The tirade, delivered on a private conference call and captured on audio obtained by The New York Times, showed the depth of Trump’s anger over protests and riots that have bubbled up in more than 100 U.S. cities after the death of a black man under the knee of a white police officer in Minneapolis.
Taking over a call that was supposed to feature Vice President Mike Pence, who has been praised in his efforts to forge relationships with governors during the coronavirus pandemic, Trump said Minnesota had become “a laughingstock all over the world.”
In a briefing with reporters after the call, Minnesota Gov. Tim Walz said that after the president’s laughingstock comment, Trump called on him to speak. Walz said he thanked the president and defense secretary for their support but disagreed with his assessment.
“I said, ‘no one is laughing here,’” Walz said. “We’re in pain; we’re crying. We saw a man lose his life.”

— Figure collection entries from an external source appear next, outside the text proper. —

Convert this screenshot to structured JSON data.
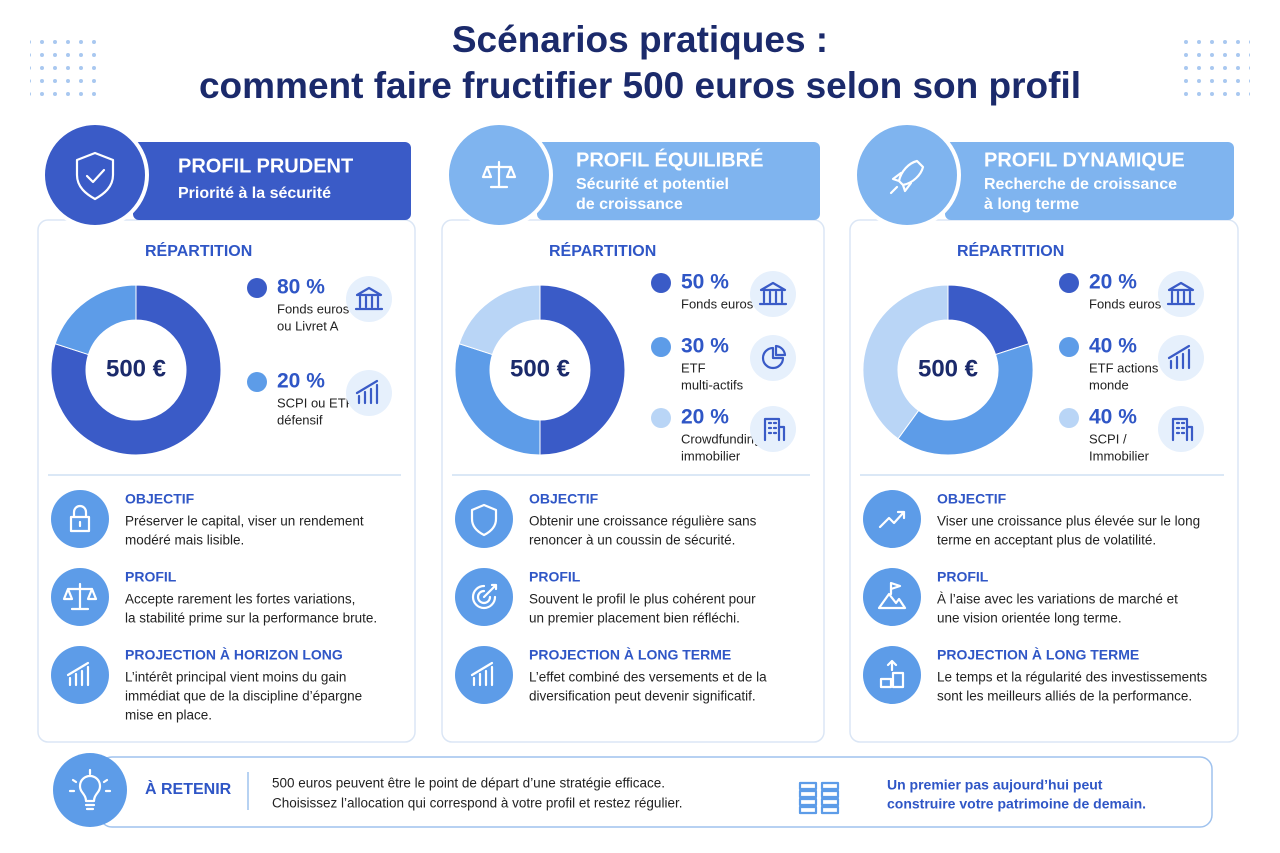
{
  "title": [
    "Scénarios pratiques :",
    "comment faire fructifier 500 euros selon son profil"
  ],
  "profiles": [
    {
      "name": "PROFIL PRUDENT",
      "subtitle": [
        "Priorité à la sécurité"
      ],
      "heading": "RÉPARTITION",
      "center": "500 €",
      "allocations": [
        {
          "value": 80,
          "value_label": "80 %",
          "label": [
            "Fonds euros",
            "ou Livret A"
          ]
        },
        {
          "value": 20,
          "value_label": "20 %",
          "label": [
            "SCPI ou ETF",
            "défensif"
          ]
        }
      ],
      "sections": [
        {
          "title": "OBJECTIF",
          "text": [
            "Préserver le capital, viser un rendement",
            "modéré mais lisible."
          ]
        },
        {
          "title": "PROFIL",
          "text": [
            "Accepte rarement les fortes variations,",
            "la stabilité prime sur la performance brute."
          ]
        },
        {
          "title": "PROJECTION À HORIZON LONG",
          "text": [
            "L’intérêt principal vient moins du gain",
            "immédiat que de la discipline d’épargne",
            "mise en place."
          ]
        }
      ]
    },
    {
      "name": "PROFIL ÉQUILIBRÉ",
      "subtitle": [
        "Sécurité et potentiel",
        "de croissance"
      ],
      "heading": "RÉPARTITION",
      "center": "500 €",
      "allocations": [
        {
          "value": 50,
          "value_label": "50 %",
          "label": [
            "Fonds euros"
          ]
        },
        {
          "value": 30,
          "value_label": "30 %",
          "label": [
            "ETF",
            "multi-actifs"
          ]
        },
        {
          "value": 20,
          "value_label": "20 %",
          "label": [
            "Crowdfunding",
            "immobilier"
          ]
        }
      ],
      "sections": [
        {
          "title": "OBJECTIF",
          "text": [
            "Obtenir une croissance régulière sans",
            "renoncer à un coussin de sécurité."
          ]
        },
        {
          "title": "PROFIL",
          "text": [
            "Souvent le profil le plus cohérent pour",
            "un premier placement bien réfléchi."
          ]
        },
        {
          "title": "PROJECTION À LONG TERME",
          "text": [
            "L’effet combiné des versements et de la",
            "diversification peut devenir significatif."
          ]
        }
      ]
    },
    {
      "name": "PROFIL DYNAMIQUE",
      "subtitle": [
        "Recherche de croissance",
        "à long terme"
      ],
      "heading": "RÉPARTITION",
      "center": "500 €",
      "allocations": [
        {
          "value": 20,
          "value_label": "20 %",
          "label": [
            "Fonds euros"
          ]
        },
        {
          "value": 40,
          "value_label": "40 %",
          "label": [
            "ETF actions",
            "monde"
          ]
        },
        {
          "value": 40,
          "value_label": "40 %",
          "label": [
            "SCPI /",
            "Immobilier"
          ]
        }
      ],
      "sections": [
        {
          "title": "OBJECTIF",
          "text": [
            "Viser une croissance plus élevée sur le long",
            "terme en acceptant plus de volatilité."
          ]
        },
        {
          "title": "PROFIL",
          "text": [
            "À l’aise avec les variations de marché et",
            "une vision orientée long terme."
          ]
        },
        {
          "title": "PROJECTION À LONG TERME",
          "text": [
            "Le temps et la régularité des investissements",
            "sont les meilleurs alliés de la performance."
          ]
        }
      ]
    }
  ],
  "footer": {
    "heading": "À RETENIR",
    "text": [
      "500 euros peuvent être le point de départ d’une stratégie efficace.",
      "Choisissez l’allocation qui correspond à votre profil et restez régulier."
    ],
    "note": [
      "Un premier pas aujourd’hui peut",
      "construire votre patrimoine de demain."
    ]
  }
}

Gov. J.B. Pritzker of Illinois confronted the president over what he called Trump’s “inflammatory” language.“We have to call for calm,” said Pritzker, whose state was hit with a wave of looting over the weekend. “The rhetoric that’s coming out of the White House is making it worse,” he added.
Trump, who has not formally addressed the nation since the unrest began, said he was putting Gen. Mark A. Milley, chairman of the Joint Chiefs of Staff, “in charge” but did not immediately specify what that meant or if he would deploy the military to quell the violence in the nation’s cities.